All of these problems are stolen from CodingBat. Write function signatures as well as the actual function.
Make sure to write a list of test cases so you have thought through what every part of the problem description means before you start coding.
(makeLast
): Given a list of Int
, return a new list twice the
length of the original. The last element of the result is
the same as the last element of the original list, and every
other element is 0.
(swapEnds
) Given a list, return a new list with the first and last elements
exchanged.
(unluckyOne
) Say that a 1 immediately followed by a 3 in a list
is an “unlucky” 1. Return true if the given list contains an
unlucky 1 in the first 2 or last 2 positions in the list.
withoutDoubles:: Int -> Int -> Bool -> Int
. The first two inputs
represent rolls of six-sided dice ([1..6]). Return the sum of the
inputs. If the boolean is true, if the dice show the same value,
increment one die to the next value, wrapping around to a 1 if the
value was a six.
(teenSum
) Given 2 ints, return their sum. However, “teen” values
in the range 13..19 inclusive, are extra lucky. So if either value
is a teen, just return 19.
(teaParty
) We are having a party with amounts of tea and
candy.
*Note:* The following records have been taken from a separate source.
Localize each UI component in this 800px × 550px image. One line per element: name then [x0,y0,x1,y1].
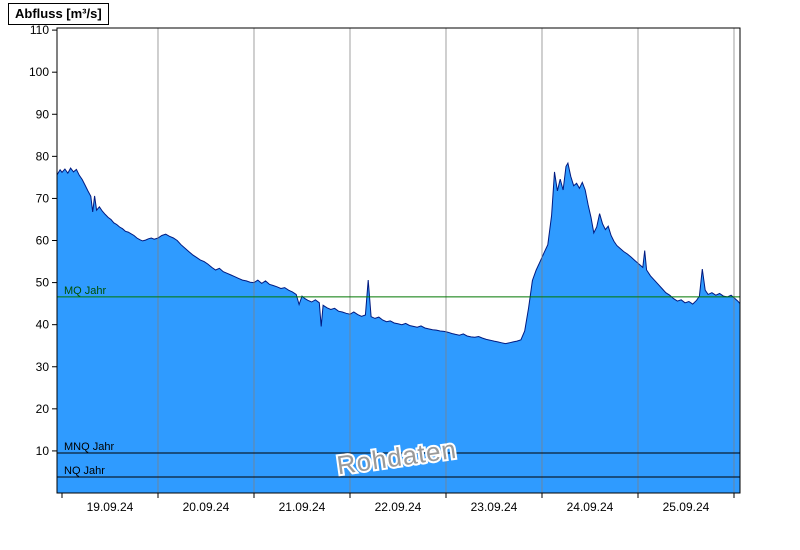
x-tick-label: 20.09.24 [183,500,230,514]
y-tick-label: 60 [36,234,50,248]
y-tick-label: 100 [29,65,49,79]
y-tick-label: 20 [36,402,50,416]
y-tick-label: 90 [36,107,50,121]
x-tick-label: 23.09.24 [471,500,518,514]
reference-label-mnq: MNQ Jahr [64,441,114,453]
discharge-area [57,163,740,493]
x-tick-label: 21.09.24 [279,500,326,514]
y-tick-label: 80 [36,149,50,163]
y-tick-label: 50 [36,276,50,290]
x-tick-label: 22.09.24 [375,500,422,514]
reference-label-mq: MQ Jahr [64,285,107,297]
x-tick-label: 19.09.24 [87,500,134,514]
x-tick-label: 25.09.24 [663,500,710,514]
y-tick-label: 10 [36,444,50,458]
reference-label-nq: NQ Jahr [64,465,105,477]
y-tick-label: 70 [36,191,50,205]
y-tick-label: 110 [30,23,49,37]
y-tick-label: 30 [36,360,50,374]
discharge-line [56,161,741,345]
chart-title: Abfluss [m³/s] [8,3,109,25]
y-tick-label: 40 [36,318,50,332]
plot-border [56,27,741,494]
x-tick-label: 24.09.24 [567,500,614,514]
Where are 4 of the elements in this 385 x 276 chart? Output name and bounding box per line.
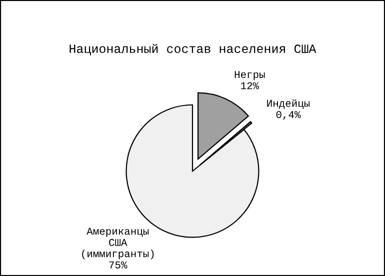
chart-title: Национальный состав населения США <box>70 44 316 56</box>
slice-label: Индейцы 0,4% <box>267 99 310 120</box>
slice-label: Американцы США (иммигранты) 75% <box>82 228 154 268</box>
slice-label: Негры 12% <box>234 71 265 90</box>
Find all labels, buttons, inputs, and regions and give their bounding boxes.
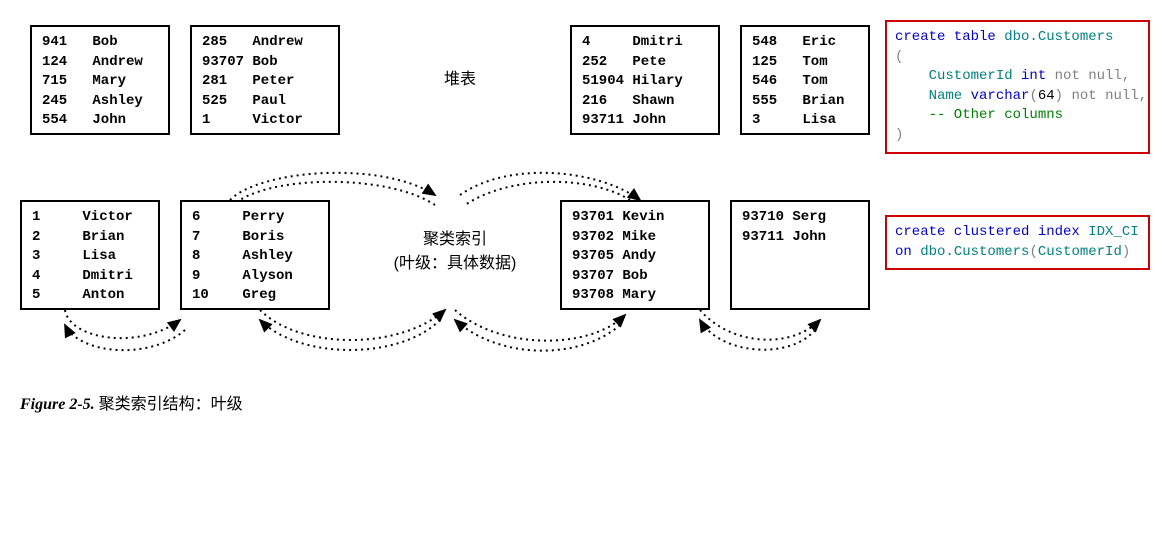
figure-caption: Figure 2-5. 聚类索引结构：叶级	[20, 390, 243, 414]
arrow-4	[260, 310, 445, 340]
arrow-10	[700, 310, 820, 340]
clustered-box-3: 93710 Serg 93711 John	[730, 200, 870, 310]
heap-box-1: 285 Andrew 93707 Bob 281 Peter 525 Paul …	[190, 25, 340, 135]
heap-box-0: 941 Bob 124 Andrew 715 Mary 245 Ashley 5…	[30, 25, 170, 135]
arrow-1	[65, 325, 185, 350]
arrow-9	[455, 320, 620, 351]
arrow-5	[260, 320, 440, 350]
clustered-label: 聚类索引 (叶级：具体数据)	[370, 225, 540, 273]
figure-text: 聚类索引结构：叶级	[95, 396, 243, 413]
heap-box-2: 4 Dmitri 252 Pete 51904 Hilary 216 Shawn…	[570, 25, 720, 135]
clustered-label-line2: (叶级：具体数据)	[370, 249, 540, 273]
sql-create-index: create clustered index IDX_CI on dbo.Cus…	[885, 215, 1150, 270]
clustered-box-1: 6 Perry 7 Boris 8 Ashley 9 Alyson 10 Gre…	[180, 200, 330, 310]
diagram-root: 941 Bob 124 Andrew 715 Mary 245 Ashley 5…	[0, 0, 1166, 536]
heap-label: 堆表	[420, 65, 500, 89]
arrow-2	[230, 173, 435, 200]
clustered-box-0: 1 Victor 2 Brian 3 Lisa 4 Dmitri 5 Anton	[20, 200, 160, 310]
arrow-11	[700, 320, 815, 350]
heap-box-3: 548 Eric 125 Tom 546 Tom 555 Brian 3 Lis…	[740, 25, 870, 135]
sql-create-table: create table dbo.Customers ( CustomerId …	[885, 20, 1150, 154]
arrow-6	[460, 173, 640, 200]
clustered-box-2: 93701 Kevin 93702 Mike 93705 Andy 93707 …	[560, 200, 710, 310]
arrow-8	[455, 310, 625, 341]
arrow-0	[65, 310, 180, 338]
figure-number: Figure 2-5.	[20, 396, 95, 413]
clustered-label-line1: 聚类索引	[370, 225, 540, 249]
Return the int outcome of the party encoded as 0=bad,
1=good, or 2=great. A party is good (1) if both tea and candy are
at least 5. However, if either tea or candy is at least double the
amount of the other one, the party is great (2). However, in all
cases, if either tea or candy is less than 5, the party is always
bad (0).
(xyBalance
) We’ll say that a String is xy-balanced if for all the ‘x’ chars in the string, there exists a ‘y’ char somewhere later in the string. So “xxy” is balanced, but “xyx” is not. One ‘y’ can balance multiple ‘x’s. Return true if the given string is xy-balanced.
(unluckyOne2
) Continuing the unluckyOne
problem, return true if a
list contains an unlucky 1 in any position.